Desde este mes de agosto, otro más de los artículos de primera necesidad, ésos que sirven para paliar un sinfín de carencias inaccesibles a los bolsillos medios de cualquiera de nosotros, verá incrementado su precio de un modo más que considerable y menos que razonable. Considerable porque supondrá una nueva sacudida -y ya hemos perdido la cuenta- para nuestras carteras, y razonable porque a uno no le cabe en su dura cabezota el que primero se vaya limitando la producción láctea y ahora nos digan que el precio sube, precisamente, porque la demanda es mayor que la oferta y porque, al parecer, el pienso ha aumentado igualmente su valor por su nuevo destino como combustible. Primero las autoridades subvencionan a los ganaderos la desaparición de la cabaña ganadera del sector y ahora todos pagamos el pato. Será que hay flujos, como la leche en este caso, que siguen sus propias leyes físicas en un extraño camino de autorregulación. La leche ya es más cara, pero, en breve y como consecuencia directa lógica e ineludible, pronto evidenciarán similar comportamiento todos los derivados lácteos.

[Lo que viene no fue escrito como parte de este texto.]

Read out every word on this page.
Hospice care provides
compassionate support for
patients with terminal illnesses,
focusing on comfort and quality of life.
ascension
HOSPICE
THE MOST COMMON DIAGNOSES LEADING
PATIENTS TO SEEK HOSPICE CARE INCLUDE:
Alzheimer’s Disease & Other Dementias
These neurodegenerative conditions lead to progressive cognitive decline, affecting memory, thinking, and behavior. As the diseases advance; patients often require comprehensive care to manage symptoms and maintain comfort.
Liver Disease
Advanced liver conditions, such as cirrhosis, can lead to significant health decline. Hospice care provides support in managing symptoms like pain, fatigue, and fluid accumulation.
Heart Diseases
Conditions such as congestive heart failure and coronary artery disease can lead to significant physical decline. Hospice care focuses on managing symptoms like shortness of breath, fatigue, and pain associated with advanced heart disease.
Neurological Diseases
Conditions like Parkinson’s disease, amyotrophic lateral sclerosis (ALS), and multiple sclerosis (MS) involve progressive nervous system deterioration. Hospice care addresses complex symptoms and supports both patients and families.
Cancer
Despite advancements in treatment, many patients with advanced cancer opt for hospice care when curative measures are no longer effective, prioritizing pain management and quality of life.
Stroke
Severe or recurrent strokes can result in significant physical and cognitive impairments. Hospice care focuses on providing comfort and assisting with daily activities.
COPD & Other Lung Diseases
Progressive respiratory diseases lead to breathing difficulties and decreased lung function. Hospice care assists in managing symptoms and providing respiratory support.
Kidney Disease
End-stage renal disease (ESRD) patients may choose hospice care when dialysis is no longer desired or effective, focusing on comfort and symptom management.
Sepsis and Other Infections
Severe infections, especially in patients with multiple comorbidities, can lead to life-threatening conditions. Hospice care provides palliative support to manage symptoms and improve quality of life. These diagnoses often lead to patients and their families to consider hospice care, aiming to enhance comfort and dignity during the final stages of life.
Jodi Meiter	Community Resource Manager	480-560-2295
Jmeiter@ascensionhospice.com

La salud se basa, entre otros muchos factores, en una correcta alimentación, donde, por supuesto, se incluye la leche, la misma que acaba de convertirse ya en otro producto de lujo más. No es nuevo. Acaba de retomarse igualmente la campaña para exigir que los pañales –sí, esos que todos los padres utilizan casi en cantidades industriales- vean rebajado su actual 16% de IVA –el mismo que grava los artículos ostentosos- al 0, o, en todo caso, a un impuesto prudente y asumible. Mansiones, deportivos… pero hay otro tipo de lujo menos luminoso y más perentorio, como, por ejemplo, el lujo que esconden la leche y los pañales.